Chicago Symphony Orchestra / Haitink - Royal Festival Hall, 24 September 2009
Playfulness doesn't come any more easily to Bernard Haitink than it does to Gordon Brown. But the effort made his 'Clock' Symphony a livelier affair than last night's Mozart. Still, the CSO need to let their hair down more to sparkle convincingly in Haydn.
Bruckner's Seventh employed the glacial perfection of the Chicago sound to better effect. Haitink is skilled in constructing these gigantic works inch by inch, brick by brick. His subtle shifts of dynamic and balance, his diligent observation of tempo markings like 'a little slower' might not register in a more wayward ensemble. But here every ripple on the cool glossy surface told its own story.
Bruckner is frequently accused of being repetitive and by extension, boring (was that the reason for the many empty seats?) And if you simply look at the notes, there's a certain truth in that.
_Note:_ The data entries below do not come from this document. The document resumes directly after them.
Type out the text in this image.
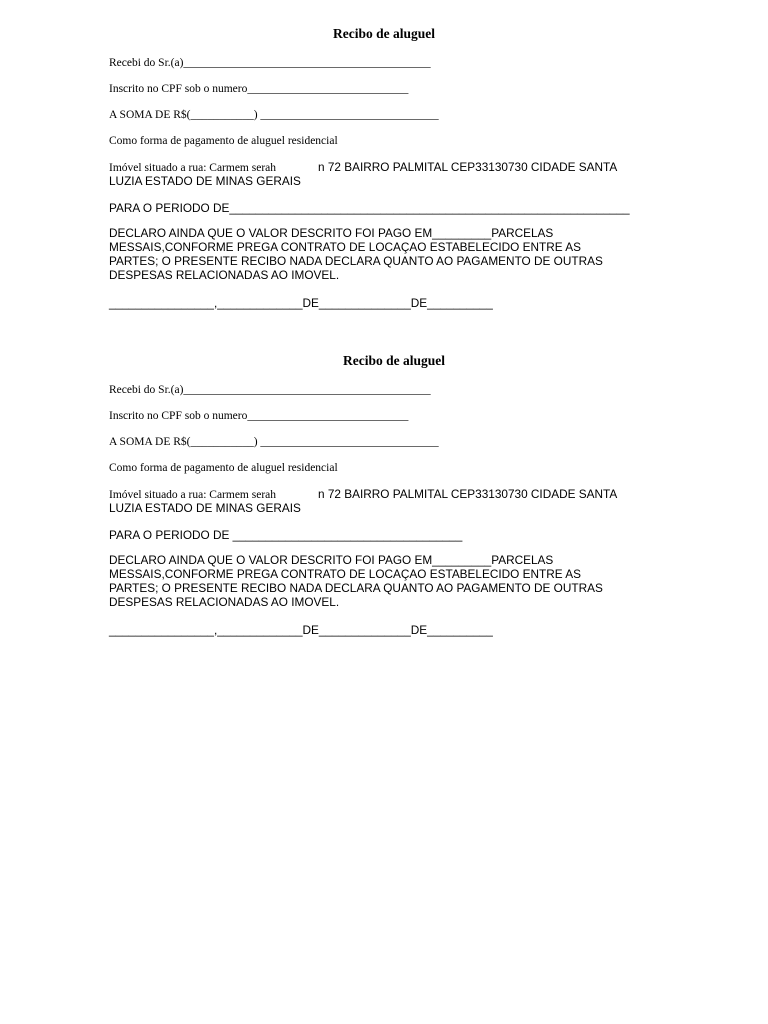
Recibo de aluguel
Recebi do Sr.(a)___________________________________________
Inscrito no CPF sob o numero____________________________
A SOMA DE R$(___________) _______________________________
Como forma de pagamento de aluguel residencial
Imóvel situado a rua: Carmem serah	n 72 BAIRRO PALMITAL CEP33130730 CIDADE SANTA
LUZIA ESTADO DE MINAS GERAIS
PARA O PERIODO DE_____________________________________________________________
DECLARO AINDA QUE O VALOR DESCRITO FOI PAGO EM_________PARCELAS
MESSAIS,CONFORME PREGA CONTRATO DE LOCAÇAO ESTABELECIDO ENTRE AS
PARTES; O PRESENTE RECIBO NADA DECLARA QUANTO AO PAGAMENTO DE OUTRAS
DESPESAS RELACIONADAS AO IMOVEL.
________________,_____________DE______________DE__________
Recibo de aluguel
Recebi do Sr.(a)___________________________________________
Inscrito no CPF sob o numero____________________________
A SOMA DE R$(___________) _______________________________
Como forma de pagamento de aluguel residencial
Imóvel situado a rua: Carmem serah	n 72 BAIRRO PALMITAL CEP33130730 CIDADE SANTA
LUZIA ESTADO DE MINAS GERAIS
PARA O PERIODO DE ___________________________________
DECLARO AINDA QUE O VALOR DESCRITO FOI PAGO EM_________PARCELAS
MESSAIS,CONFORME PREGA CONTRATO DE LOCAÇAO ESTABELECIDO ENTRE AS
PARTES; O PRESENTE RECIBO NADA DECLARA QUANTO AO PAGAMENTO DE OUTRAS
DESPESAS RELACIONADAS AO IMOVEL.
________________,_____________DE______________DE__________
But Haitink adds nuance, whether it's reflecting myriad facets in the central motif in the opening Allegro or shimmering through the descending strings of the coda. He creates a momentum that's not a mad burst of energy but a stately, almost imperceptible glide to the finishing line. And that's what Bruckner's all about. As Jaap van Zweden so eloquently put it "it makes you clean inside".